What is your budget? Is it just taking pictures when you hike and backpacking? So mostly landscape photography? Will your backpack hold a tripod? Are you planning to get a bit more serious in the future? 

Although the 18-300mm will cover a long distance of focal area, you will lose quality in the photos. If you need the distance, then that's okay because sometime I wish I had the coverage to shoot from afar just to be able to take the photo. If you shoot when the sun is going down, you'll definitely need a tripod.


----------



## ClarkKent18 (Jun 30, 2011)

I was not really thinking around using a TRIpod, but more of a UNIpod.  When I go out on just a day hike, I have my HAWG Camelbak on so yes I will have room to take it with me.  So I already had the idea of the pod in mind, just don't know what camera will better fit my needs.  There is only $200 difference between the two so that is just one less lens for now until I get the cash.


----------



## flatflip (Jun 30, 2011)

I saw the D5000 refurb listed today at adorama.com for $500 w/ the 18-55 lens. That seems like a good buy. I had one a year ago and it is great. I wanted more features so I upgraded to the D7000. If I was willing to spend more, I would have kept the D5000 for my backpack. I never heard of an 18-300 but Tamron has a new 18-270 that sounds cool. I love my Tamron 28-75.


----------



## Raian-san (Jun 30, 2011)

I think the D5100 would be the better value in the future. I know people might not want video now but sometimes later on the road, or at time when you need it, you'll be able to record 1080p with auto focus. The resale value in the future would probably be better because of that feature.


----------



## flatflip (Jun 30, 2011)

Auto focus video was a strong reason that I upgraded to the D7000 but I've had it for 7 months and have never used the video. I did test it when the camera was new for warranty / return reasons. If you need it that's different. I use a flip video and love it.
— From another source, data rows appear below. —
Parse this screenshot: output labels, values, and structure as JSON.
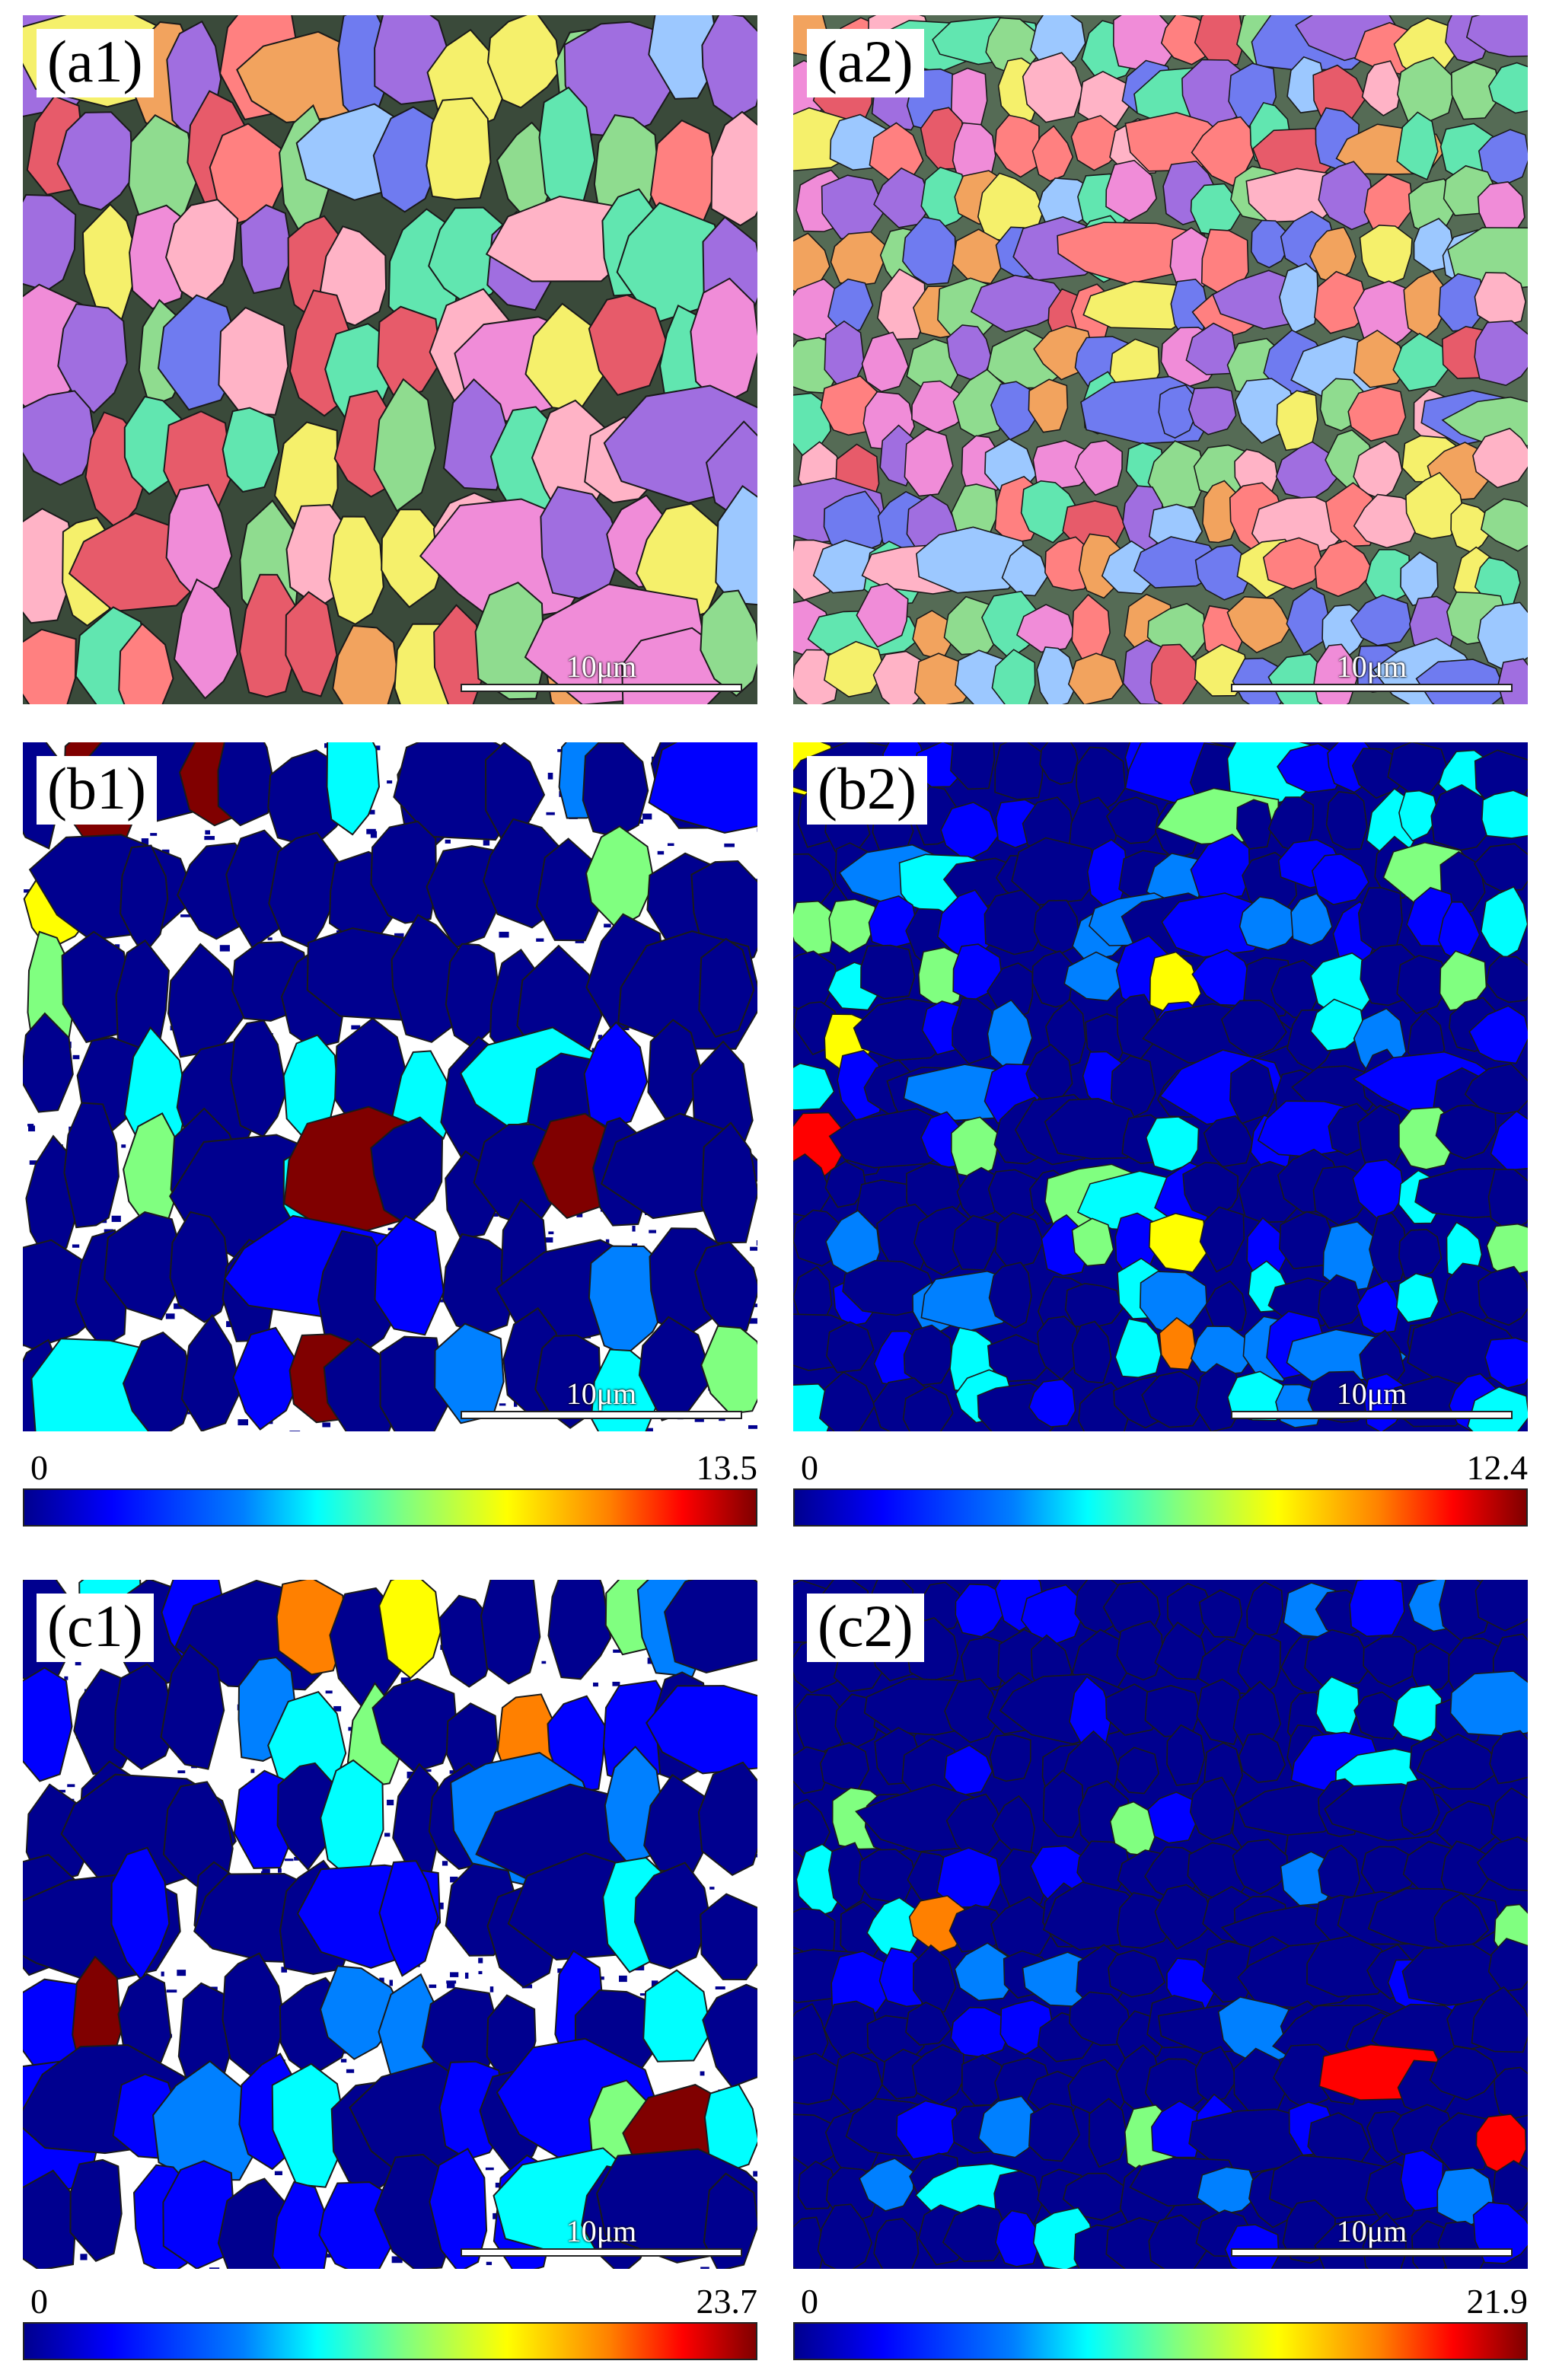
{
  "panels": {
    "a1": {
      "label": "(a1)",
      "scale": "10μm"
    },
    "a2": {
      "label": "(a2)",
      "scale": "10μm"
    },
    "b1": {
      "label": "(b1)",
      "scale": "10μm",
      "cmin": "0",
      "cmax": "13.5"
    },
    "b2": {
      "label": "(b2)",
      "scale": "10μm",
      "cmin": "0",
      "cmax": "12.4"
    },
    "c1": {
      "label": "(c1)",
      "scale": "10μm",
      "cmin": "0",
      "cmax": "23.7"
    },
    "c2": {
      "label": "(c2)",
      "scale": "10μm",
      "cmin": "0",
      "cmax": "21.9"
    }
  },
  "colors": {
    "colormap": [
      "#00008f",
      "#0000ff",
      "#0080ff",
      "#00ffff",
      "#80ff80",
      "#ffff00",
      "#ff8000",
      "#ff0000",
      "#800000"
    ],
    "ipf": [
      "#f2a35e",
      "#ff8080",
      "#e75b6a",
      "#ffb3c6",
      "#a06ee0",
      "#6f7bf0",
      "#f5f06b",
      "#8fdc8f",
      "#61e6b0",
      "#f08cd8",
      "#9cc8ff"
    ],
    "boundary": "#1a1a1a"
  }
}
I really think that if you could save as much as $300, the D5000 could be a better purchase. I say this mainly because if you excel and grow in photography, you will want more camera. That means an upgrade, and you will have to deal with your entry level purchase.


----------



## BJF (Jun 30, 2011)

Here you are two links where you can compare the two cameras.

Nikon D5000 + market price

Nikon D5100 + market price


----------



## csy690 (Sep 27, 2011)

Hi, I got my D5000 last Christmas, a few months before Nikon announce the new D5100. Now the D5100 does come with improve features over the D5000, but I am happy so far with my D5000. The swing LCD really work well, high or low, the images are excellent, HD vedio recording works fine once you get to use to its limitation. A lot of review compare the D5000 to D90 in term of process power and photo quality and rate them at the same level. I got top value for each dollar spent.

Since D5000 is an out going model you can save money on the body and spend them on the lenses, the catch is there may not be a lot of D5000 in the stores now. As for lenses, I suggest two cominations (1) Nikon DX 18-55mm f/3.5-5.6G VR with DX 55-200mm f/4-5.6G VR and (2) Sigma DC 17-70mm f/2.8-4 OS HSM and Nikon AF-S 70-300mm f/4.5-5.6G VR. Combination (1) is cheaper and lighter to carry and (2) cost more and weight much heavier. 

A viable choice (3), if you find 18-55mm too short, go for the DX 18-105mm G VR. And if 55-200mm is not long enough, an good alternative will be DX 55-300mm G VR. All three set added to cover 18-300mm

If you want to cover 18-300mm in one lens, Nikon do not have one that cover exactly that range, there are two lenses that come very close (a) DX 18-200mm f/3.5-5.6G VR and (b) AF-S 28-300mm G VR. However both are quite expensive.

Now remember any lenses DX or AF-S used on the DSLR has a 1.5X factor, so 18-55 actually is 27-82.5mm (in 35mm film equivlent), DX can be used on digital SLR only, while AF-S can be used on any Nikon AF SLR body (digital or not).

Hope this helps.


----------